Snowflake and TiDB Cloud Lake
Snowflake: Snowflake is renowned for its advanced features such as separating storage and compute, scalable computing on demand, data sharing, and cloning capabilities.
TiDB Cloud Lake: TiDB Cloud Lake offers similar functionalities to Snowflake, being a cloud-native data warehouse that also separates storage from computing and provides scalable computing as needed.
It positions itself as a modern, cost-effective alternative to Snowflake, especially for large-scale analytics.
Performance and Cost Comparison
- Data Loading Costs: TiDB Cloud Lake achieves a 48% cost reduction in data loading compared to Snowflake.
- Query Execution Costs: TiDB Cloud Lake is approximately 35% less expensive for query execution than Snowflake (cold run; ~27% on hot run).
Data Loading Benchmark
Query Benchmark: Cold Run
Query Benchmark: Hot Run
Reproduce the Benchmark
You can reproduce the benchmark by following the steps below.
Benchmark Environment
The benchmark tests both Snowflake and TiDB Cloud Lake under similar conditions:
- The TPC-H SF100 dataset, sourced from Amazon Redshift, was loaded into both TiDB Cloud Lake and Snowflake without any specific tuning.
Benchmark Methodology
The benchmark includes both Cold and Hot runs for query execution:
- Cold Run: The data warehouse was suspended and resumed before executing the queries.

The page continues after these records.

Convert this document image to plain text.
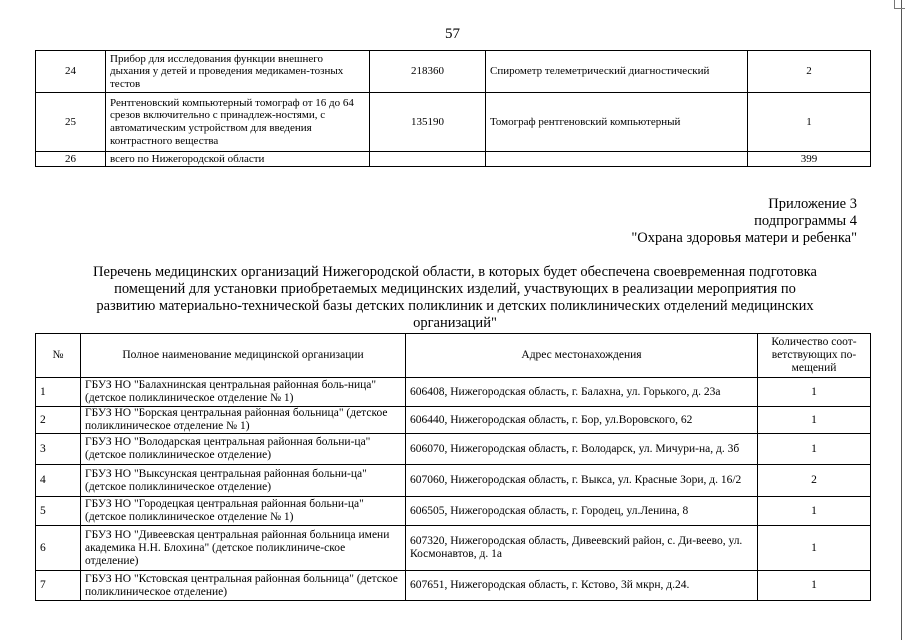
57
24	Прибор для исследования функции внешнего дыхания у детей и проведения медикамен-тозных тестов	218360	Спирометр телеметрический диагностический	2
25	Рентгеновский компьютерный томограф от 16 до 64 срезов включительно с принадлеж-ностями, с автоматическим устройством для введения контрастного вещества	135190	Томограф рентгеновский компьютерный	1
26	всего по Нижегородской области			399
Приложение 3
подпрограммы 4
"Охрана здоровья матери и ребенка"
Перечень медицинских организаций Нижегородской области, в которых будет обеспечена своевременная подготовка помещений для установки приобретаемых медицинских изделий, участвующих в реализации мероприятия по развитию материально-технической базы детских поликлиник и детских поликлинических отделений медицинских организаций"
№	Полное наименование медицинской организации	Адрес местонахождения	Количество соот-ветствующих по-мещений
1	ГБУЗ НО "Балахнинская центральная районная боль-ница" (детское поликлиническое отделение № 1)	606408, Нижегородская область, г. Балахна, ул. Горького, д. 23а	1
2	ГБУЗ НО "Борская центральная районная больница" (детское поликлиническое отделение № 1)	606440, Нижегородская область, г. Бор, ул.Воровского, 62	1
3	ГБУЗ НО "Володарская центральная районная больни-ца" (детское поликлиническое отделение)	606070, Нижегородская область, г. Володарск, ул. Мичури-на, д. 3б	1
4	ГБУЗ НО "Выксунская центральная районная больни-ца" (детское поликлиническое отделение)	607060, Нижегородская область, г. Выкса, ул. Красные Зори, д. 16/2	2
5	ГБУЗ НО "Городецкая центральная районная больни-ца" (детское поликлиническое отделение № 1)	606505, Нижегородская область, г. Городец, ул.Ленина, 8	1
6	ГБУЗ НО "Дивеевская центральная районная больница имени академика Н.Н. Блохина" (детское поликлиниче-ское отделение)	607320, Нижегородская область, Дивеевский район, с. Ди-веево, ул. Космонавтов, д. 1а	1
7	ГБУЗ НО "Кстовская центральная районная больница" (детское поликлиническое отделение)	607651, Нижегородская область, г. Кстово, 3й мкрн, д.24.	1
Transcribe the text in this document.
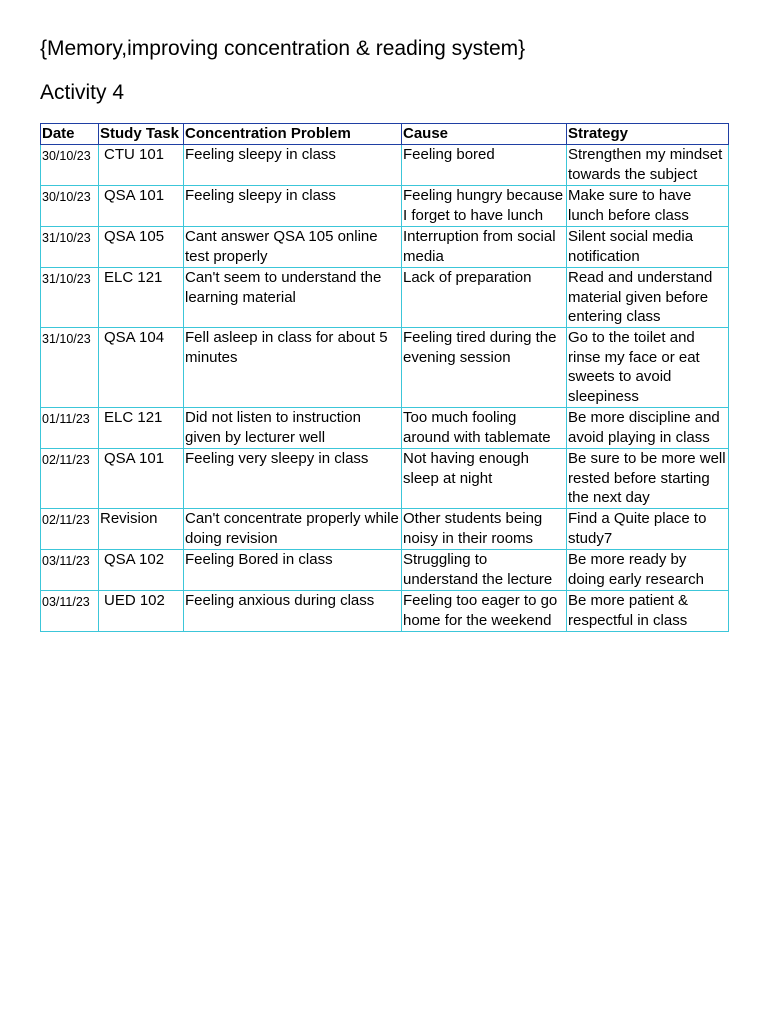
{Memory,improving concentration & reading system}
Activity 4
Date	Study Task	Concentration Problem	Cause	Strategy
30/10/23	CTU 101	Feeling sleepy in class	Feeling bored	Strengthen my mindset towards the subject
30/10/23	QSA 101	Feeling sleepy in class	Feeling hungry because I forget to have lunch	Make sure to have lunch before class
31/10/23	QSA 105	Cant answer QSA 105 online test properly	Interruption from social media	Silent social media notification
31/10/23	ELC 121	Can't seem to understand the learning material	Lack of preparation	Read and understand material given before entering class
31/10/23	QSA 104	Fell asleep in class for about 5 minutes	Feeling tired during the evening session	Go to the toilet and rinse my face or eat sweets to avoid sleepiness
01/11/23	ELC 121	Did not listen to instruction given by lecturer well	Too much fooling around with tablemate	Be more discipline and avoid playing in class
02/11/23	QSA 101	Feeling very sleepy in class	Not having enough sleep at night	Be sure to be more well rested before starting the next day
02/11/23	Revision	Can't concentrate properly while doing revision	Other students being noisy in their rooms	Find a Quite place to study7
03/11/23	QSA 102	Feeling Bored in class	Struggling to understand the lecture	Be more ready by doing early research
03/11/23	UED 102	Feeling anxious during class	Feeling too eager to go home for the weekend	Be more patient & respectful in class
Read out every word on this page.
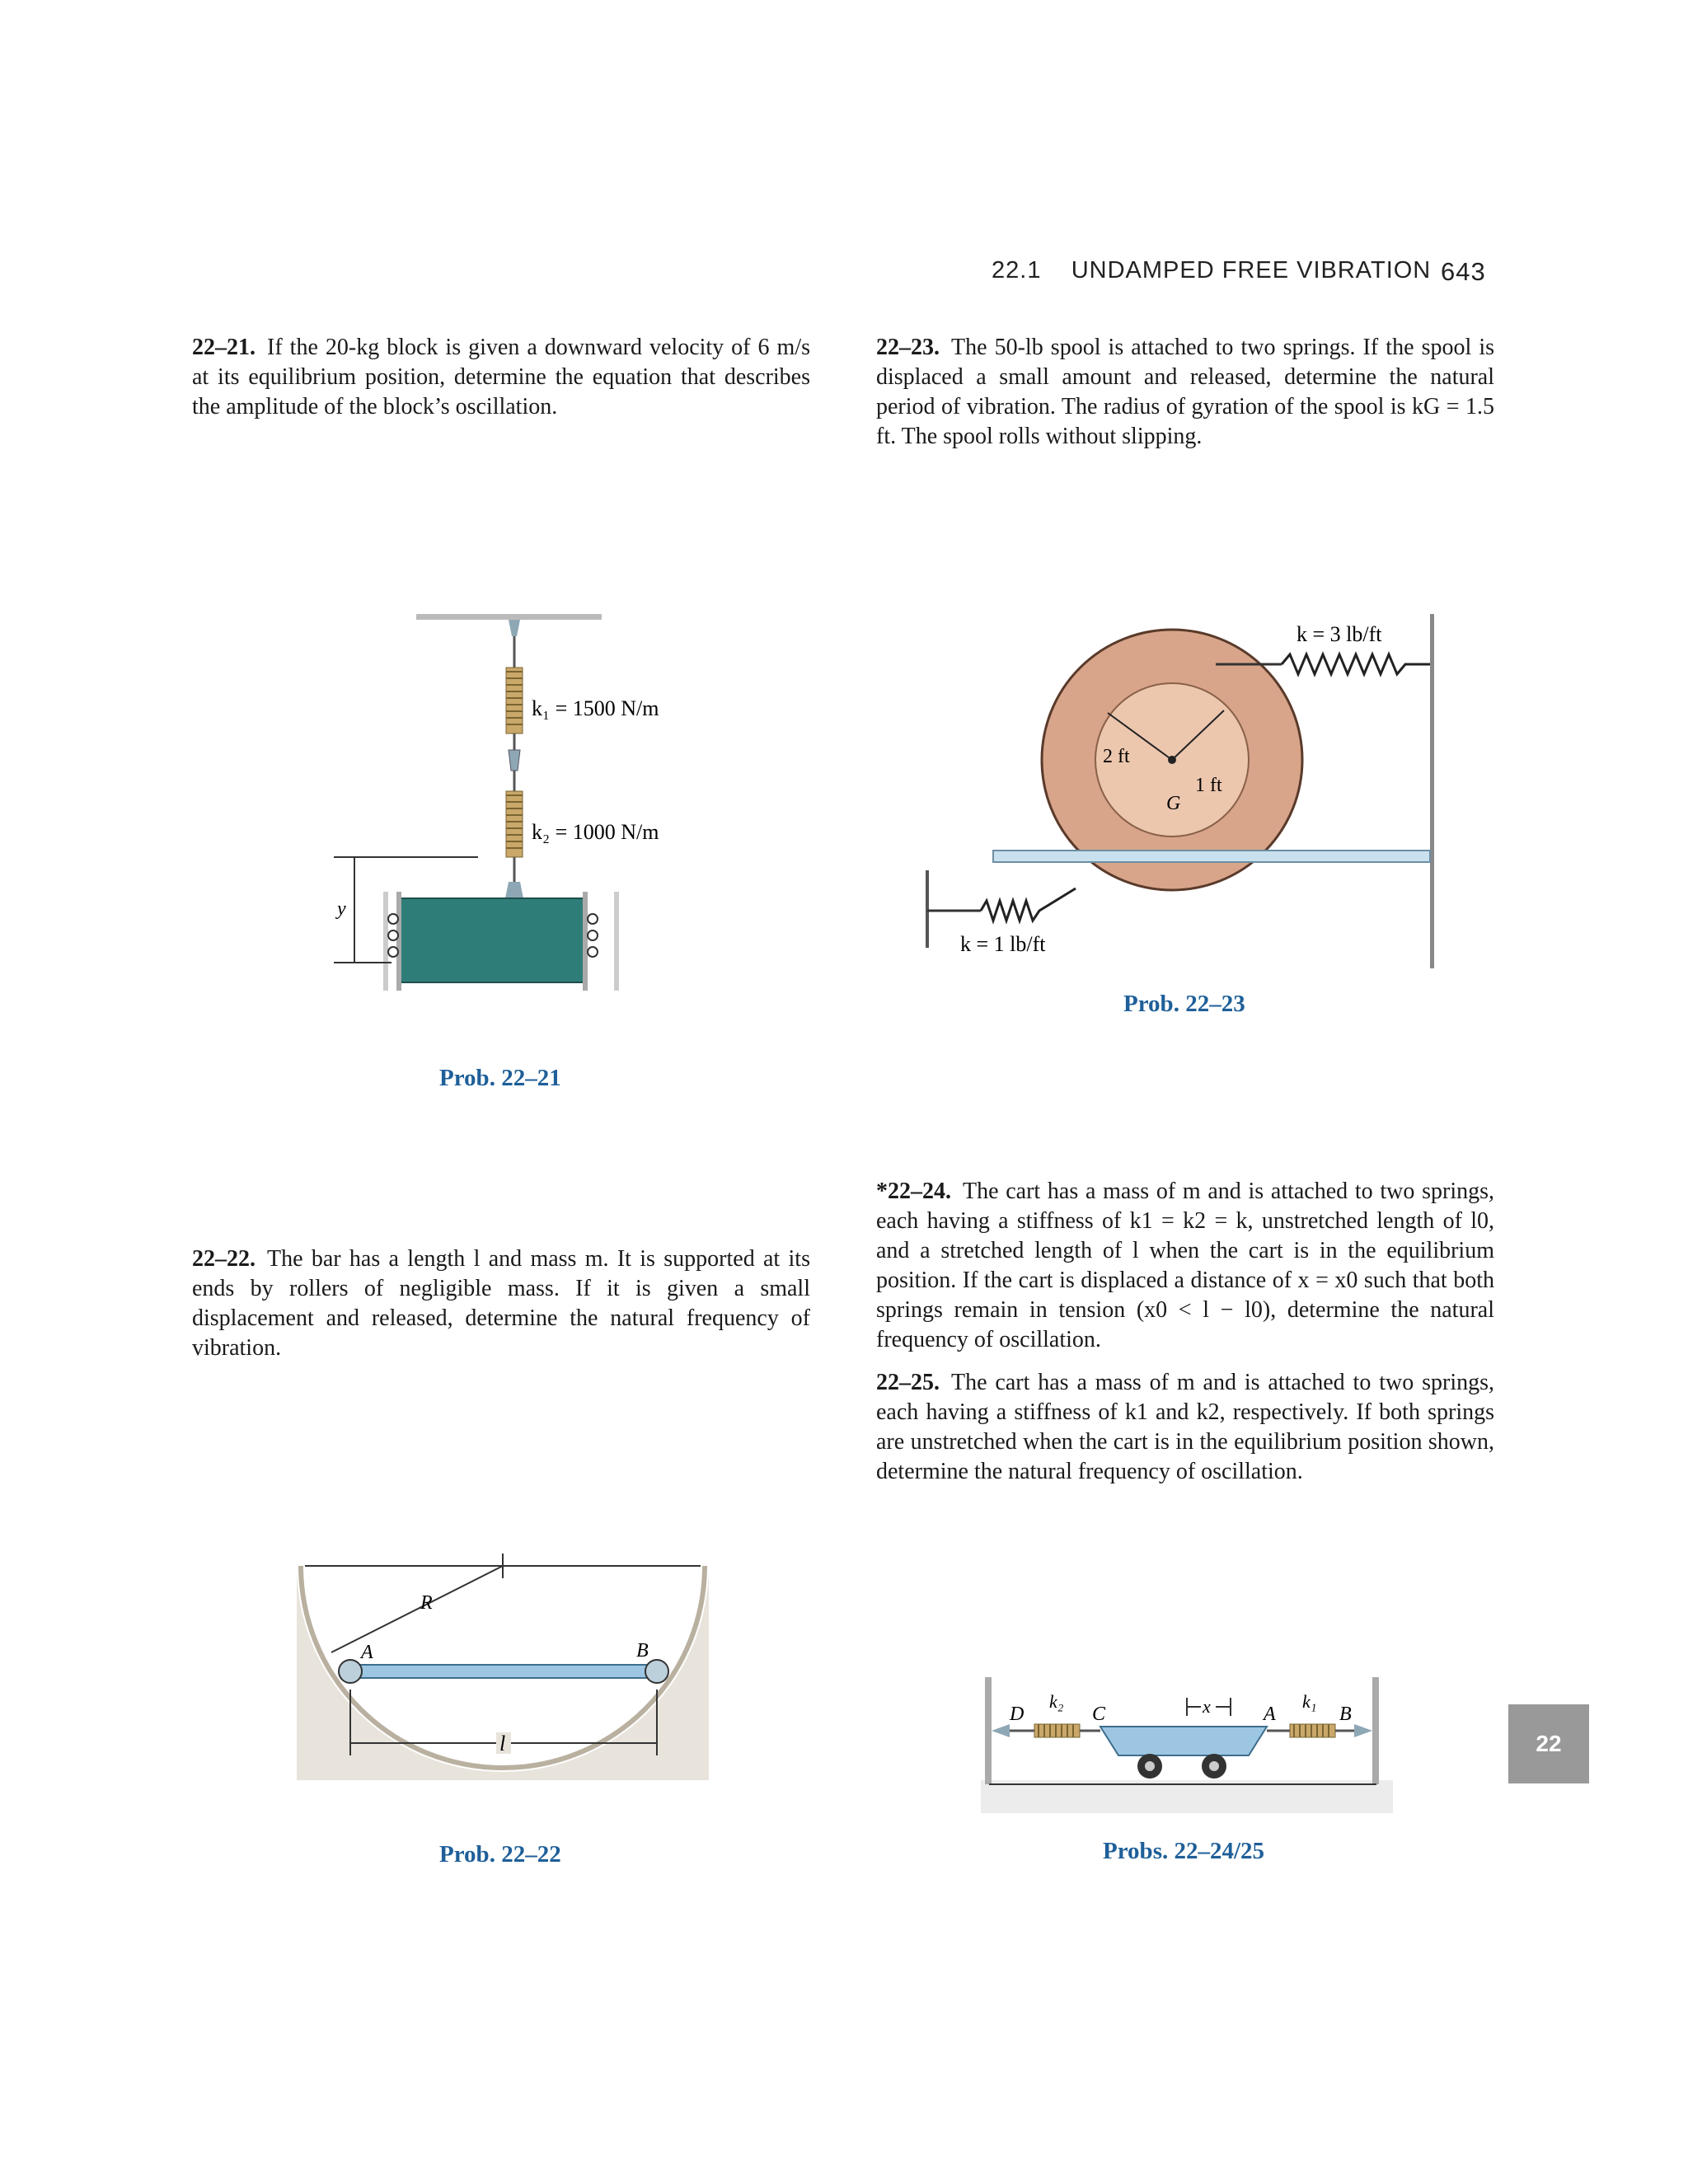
22.1 UNDAMPED FREE VIBRATION 643
22–21. If the 20-kg block is given a downward velocity of 6 m/s at its equilibrium position, determine the equation that describes the amplitude of the block’s oscillation.
22–23. The 50-lb spool is attached to two springs. If the spool is displaced a small amount and released, determine the natural period of vibration. The radius of gyration of the spool is kG = 1.5 ft. The spool rolls without slipping.
22–22. The bar has a length l and mass m. It is supported at its ends by rollers of negligible mass. If it is given a small displacement and released, determine the natural frequency of vibration.
*22–24. The cart has a mass of m and is attached to two springs, each having a stiffness of k1 = k2 = k, unstretched length of l0, and a stretched length of l when the cart is in the equilibrium position. If the cart is displaced a distance of x = x0 such that both springs remain in tension (x0 < l − l0), determine the natural frequency of oscillation.
22–25. The cart has a mass of m and is attached to two springs, each having a stiffness of k1 and k2, respectively. If both springs are unstretched when the cart is in the equilibrium position shown, determine the natural frequency of oscillation.
y
k₁ = 1500 N/m
k₂ = 1000 N/m
Prob. 22–21
2 ft
1 ft
G
k = 3 lb/ft
k = 1 lb/ft
Prob. 22–23
R
A	B
l
Prob. 22–22
D
k₂
C	x	A
k₁
B
Probs. 22–24/25
22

- Hot Run: The data warehouse is not suspended, local disk cache is used.
Prerequisites
- Have a Snowflake account
- Create a TiDB Cloud Lake account
Data Loading
Snowflake Data Load:
- Log into your Snowflake account.
- Create tables corresponding to the TPC-H schema. SQL Script.
- Use the
COPY INTOcommand to load the data from AWS S3. SQL Script.
TiDB Cloud Lake Data Load:
- Sign in to your TiDB Cloud Lake account.
- Create the necessary tables as per the TPC-H schema. SQL Script.
- Utilize a similar method to Snowflake for loading data from AWS S3. SQL Script.
TPC-H Queries
Snowflake Queries:
- Log into your Snowflake account.
- Run the TPC-H queries. SQL Script.
TiDB Cloud Lake Queries:
- Sign in to your TiDB Cloud Lake account.
- Run the TPC-H queries. SQL Script.